For more information on Arteria in general, look at our pre-print here: https://www.biorxiv.org/content/early/2017/11/06/214858

Acknowledgements

The docker environment provided here has been heavily inspired by the one provided by StackStorm and UMCCR.

What does Arteria pack do?

TODO

General outline of system

TODO

Usage

Getting started / Installation

In order to have an development environment in which to get started quickly, we provide a Docker based environment with the repository.

To get started with it follow the installation guides for you platform for Docker and Docker Compose.

Once you have that installed, ensure that you have Make installed (should be available from your favorite package manager). Then you can get the sytem up and running by executing the following command:

make up

Congratulations, you're now ready to get started trying out the Arteria pack.

To get into the StackStorm master node, run:

make interact

Running a workflow

Once you are inside the StackStorm container, it's time to install and configure the Arteria pack. You only need to do this the first time you bring up the environment (or if you re-build it later).
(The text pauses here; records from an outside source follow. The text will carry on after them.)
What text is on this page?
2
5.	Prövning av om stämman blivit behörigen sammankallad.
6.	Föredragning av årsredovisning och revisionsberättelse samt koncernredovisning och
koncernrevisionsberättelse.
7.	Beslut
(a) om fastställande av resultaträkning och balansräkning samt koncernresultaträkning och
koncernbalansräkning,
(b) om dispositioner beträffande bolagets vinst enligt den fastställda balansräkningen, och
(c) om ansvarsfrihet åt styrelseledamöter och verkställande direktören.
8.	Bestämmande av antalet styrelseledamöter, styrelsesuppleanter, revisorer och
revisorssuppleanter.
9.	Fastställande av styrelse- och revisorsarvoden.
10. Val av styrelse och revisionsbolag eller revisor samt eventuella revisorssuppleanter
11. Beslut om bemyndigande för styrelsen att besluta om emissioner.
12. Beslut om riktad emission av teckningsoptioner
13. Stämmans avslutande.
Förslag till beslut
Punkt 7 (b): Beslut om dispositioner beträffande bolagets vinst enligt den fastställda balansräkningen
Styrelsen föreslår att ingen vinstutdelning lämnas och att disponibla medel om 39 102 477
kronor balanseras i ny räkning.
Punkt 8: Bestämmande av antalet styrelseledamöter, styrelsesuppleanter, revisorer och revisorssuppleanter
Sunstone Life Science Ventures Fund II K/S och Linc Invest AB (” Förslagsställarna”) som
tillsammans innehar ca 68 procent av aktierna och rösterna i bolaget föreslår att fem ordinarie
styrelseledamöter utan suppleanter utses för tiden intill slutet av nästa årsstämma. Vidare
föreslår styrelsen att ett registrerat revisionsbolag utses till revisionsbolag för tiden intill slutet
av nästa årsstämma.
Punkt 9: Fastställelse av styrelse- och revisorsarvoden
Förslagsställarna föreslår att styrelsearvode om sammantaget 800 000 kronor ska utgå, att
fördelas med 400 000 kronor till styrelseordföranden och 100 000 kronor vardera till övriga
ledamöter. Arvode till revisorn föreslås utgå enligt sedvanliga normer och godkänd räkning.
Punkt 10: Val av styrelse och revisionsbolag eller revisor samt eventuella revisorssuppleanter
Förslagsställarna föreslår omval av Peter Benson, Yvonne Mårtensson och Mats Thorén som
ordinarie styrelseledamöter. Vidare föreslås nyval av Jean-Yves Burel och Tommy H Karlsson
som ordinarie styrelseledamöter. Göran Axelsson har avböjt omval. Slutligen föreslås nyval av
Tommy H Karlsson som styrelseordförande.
# Copy the default config into the StackStorm config directory
cp /opt/stackstorm/packs/arteria/default.config.yaml /opt/stackstorm/configs/arteria.yaml

# Register packs and configuration values
st2ctl reload --register-all

# Ensure that the Arteria virtual env is installed
st2 run packs.setup_virtualenv packs=arteria

Now the environment should be ready to run a workflow.

All you need to do is place a runfolder under docker-mountpoints/monitored-directory, then give its path as a parameter when initiating the workflow:

st2 run arteria.workflow_bcl2fastq_and_checkqc runfolder_path="/opt/monitored-folder/<runfolder name>"
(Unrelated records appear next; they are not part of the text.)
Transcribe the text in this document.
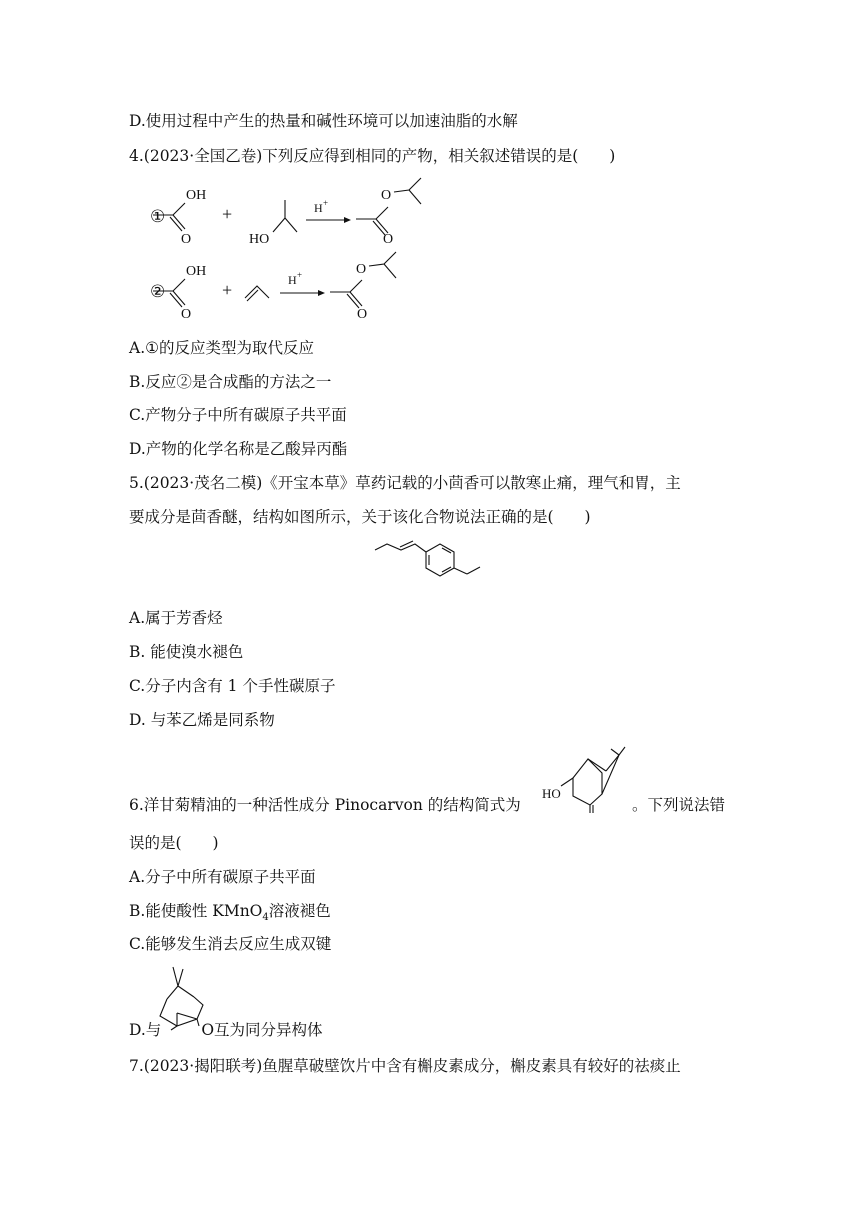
D.使用过程中产生的热量和碱性环境可以加速油脂的水解
4.(2023·全国乙卷)下列反应得到相同的产物，相关叙述错误的是(　　)
①
OH
O
+
HO
H +	O
O
②
OH
O
+	H +	O
O
A.①的反应类型为取代反应
B.反应②是合成酯的方法之一
C.产物分子中所有碳原子共平面
D.产物的化学名称是乙酸异丙酯
5.(2023·茂名二模)《开宝本草》草药记载的小茴香可以散寒止痛，理气和胃，主
要成分是茴香醚，结构如图所示，关于该化合物说法正确的是(　　)
A.属于芳香烃
B. 能使溴水褪色
C.分子内含有 1 个手性碳原子
D. 与苯乙烯是同系物
6.洋甘菊精油的一种活性成分 Pinocarvon 的结构简式为
HO
。下列说法错
误的是(　　)
A.分子中所有碳原子共平面
B.能使酸性 KMnO$_4$溶液褪色
C.能够发生消去反应生成双键
D.与	O互为同分异构体
7.(2023·揭阳联考)鱼腥草破壁饮片中含有槲皮素成分，槲皮素具有较好的祛痰止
Eventually you should see something like this:

id: 5a2516ea10895200eb467b63
action.ref: arteria.workflow_bcl2fastq_and_checkqc
parameters:
  runfolder_path: /opt/monitored-folder/my_runfolder
status: succeeded (286s elapsed)
result_task: mark_as_done
result:
  exit_code: 0
  result: true
  stderr: ''
  stdout: ''
start_timestamp: 2017-12-04T09:35:38.361039Z
end_timestamp: 2017-12-04T09:40:24.743737Z
+--------------------------+--------------------------+--------------------+---------------------------+-------------------------------+
| id                       | status                   | task               | action                    | start_timestamp               |
+--------------------------+--------------------------+--------------------+---------------------------+-------------------------------+
| 5a2516eb10895200eb467b66 | succeeded (1s elapsed)   | get_runfolder_name | core.local                | Mon, 04 Dec 2017 09:35:38 UTC |
| 5a2516eb10895200eb467b68 | succeeded (1s elapsed)   | mark_as_started    | arteria.runfolder-service | Mon, 04 Dec 2017 09:35:39 UTC |
| 5a2516ed10895200eb467b6a | succeeded (1s elapsed)   | start_bcl2fastq    | arteria.bcl2fastq-service | Mon, 04 Dec 2017 09:35:41 UTC |
| 5a2516ef10895200eb467b6c | succeeded (267s elapsed) | poll_bcl2fastq     | arteria.bcl2fastq-service | Mon, 04 Dec 2017 09:35:42 UTC |
| 5a2517fd10895200eb467b6e | succeeded (1s elapsed)   | checkqc            | core.http                 | Mon, 04 Dec 2017 09:40:13 UTC |
| 5a2517fe10895200eb467b70 | succeeded (1s elapsed)   | mark_as_done       | arteria.runfolder-service | Mon, 04 Dec 2017 09:40:14 UTC |
+--------------------------+--------------------------+--------------------+---------------------------+-------------------------------+

Indicating that you have successfully executed a workflow which has demultiplexed the runfolder using bcl2fastq and and checked its quality control statistics using CheckQC.

Starting a workflow through a sensor

The way that Stackstorm will detect changes in the surrounding environment is through sensors. In this pack there is a sensor called the RunfolderSensor, which will query the the runfolder service for information about the state of runfolders.

To activate the rule, i.e. the part that glues the sensor and a workflow/action together, run:

st2 rule enable arteria.when_runfolder_is_ready_start_bcl2fastq

Then to start processing the runfolder, set its state to ready using:

st2 run arteria.runfolder_service cmd="set_state" state="ready" runfolder="/opt/monitored-folder/<name of your runfolder>" url="http://runfolder-service"

Withing 15s you should if you execute st2 execution list see that a workflow processing that runfolder has started. This is the way that Arteria can be used to automatically start processes as needed.

Running tests

To run the pack tests, run the following command in the StackStorm container:

st2-run-pack-tests -c -v -p /opt/stackstorm/packs/arteria